Environment & Science

Marina Del Rey's Oxford Basin gets a makeover

Most of the trees and plants that surrounded the basin before were rotting — they were replaced with 730 native trees and 45,000 other native plants.
Most of the trees and plants that surrounded the basin before were rotting — they were replaced with 730 native trees and 45,000 other native plants.
L.A. County Public Works Department
Most of the trees and plants that surrounded the basin before were rotting — they were replaced with 730 native trees and 45,000 other native plants.
The enhancement project created a connection with the 20-mile Marvin Braude Bike Trail, with plenty of pathways for pedestrians.
L.A. County Public Works Department


When the Oxford Basin in Marina Del Rey was built in 1959, it only had one purpose: to provide flood risk management to the surrounding communities.

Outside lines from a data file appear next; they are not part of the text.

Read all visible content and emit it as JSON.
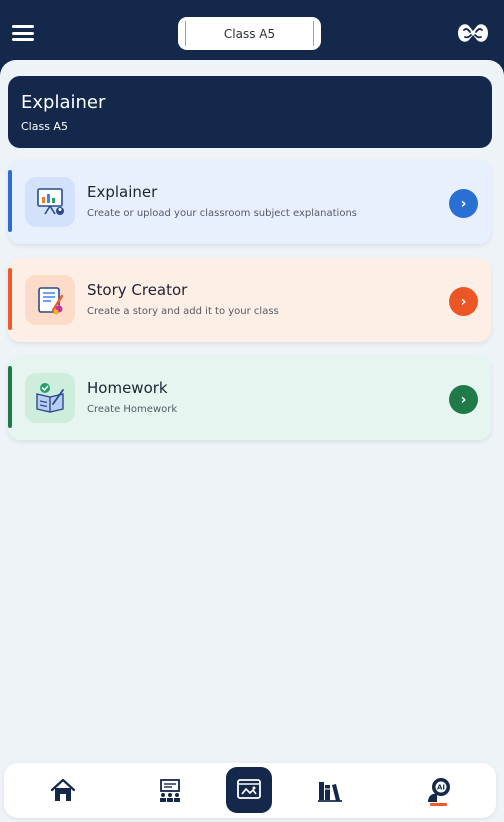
{
  "header": {
    "class_selector": "Class A5",
    "menu_icon": "hamburger-menu-icon",
    "logo_icon": "brand-logo-icon"
  },
  "banner": {
    "title": "Explainer",
    "subtitle": "Class A5"
  },
  "cards": [
    {
      "title": "Explainer",
      "description": "Create or upload your classroom subject explanations",
      "icon": "presentation-board-icon",
      "accent": "#2f6bd6"
    },
    {
      "title": "Story Creator",
      "description": "Create a story and add it to your class",
      "icon": "story-notebook-icon",
      "accent": "#eb5a27"
    },
    {
      "title": "Homework",
      "description": "Create Homework",
      "icon": "homework-book-icon",
      "accent": "#21794b"
    }
  ],
  "bottom_nav": {
    "items": [
      "home-icon",
      "classroom-icon",
      "creator-icon",
      "library-icon",
      "ai-assistant-icon"
    ],
    "active": "creator-icon"
  },
  "colors": {
    "primary": "#13284a",
    "background": "#eef3f8",
    "active_underline": "#ef5a2a"
  }
}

Almost 60 years later, a $14.5 million renovation has helped turn it into a multifaceted facility with increased flood protection and the chance for the public to use it for recreation.

Over the years, the basin accumulated a significant amount of sediment that was contaminated by urban runoff and created a stench in the area, Kerjon Lee from the Los Angeles County Public Works Department told KPCC. About 3,000 cubic yards of polluted soil was trekked out to make way for the renovated area.

In addition to the removal of the sediment, which will increase the amount of water it can contain, Lee said that the project made it possible to cultivate a rich, urban ecosystem.

Most of the existing trees and plants were rotting — they were replaced with 730 native trees and 45,000 other native plants. Lee said that this ushered in a habitat for local wildlife. The list of new greenery includes 200 milkweed plants, which monarch butterflies are specifically attracted to.

Apart from the newly welcomed wildlife, Lee said that the new floodgates that were installed will significantly improve the quality of water in the basin.

“The tide gates will increase the circulation of saltwater and freshwater within the basin, and that’ll cut down on any algae that might have been growing in the past,” he said.

Another part of the project aimed at improving water quality using a vegetated berm that sits in the middle of the basin. Lee said that it will enhance circulation in the body of water and create a natural tide.

The project created a connection with the 20-mile Marvin Braude Bike Trail, with plenty of pathways for pedestrians, Lee added.

“Recreation is so key and important — as well as open space — to the public’s quality of life, and we found an opportunity to increase flood protection, protect water quality and also increase the opportunities for the public to get out and enjoy nature,” he said.

Funds for the project used a combination of state grants and $1 million from L.A. County Supervisor Don Knabe’s office.

Correction: A previous version of this story contained errors regarding cost and amount of polluted soil removed. KPCC regrets the error.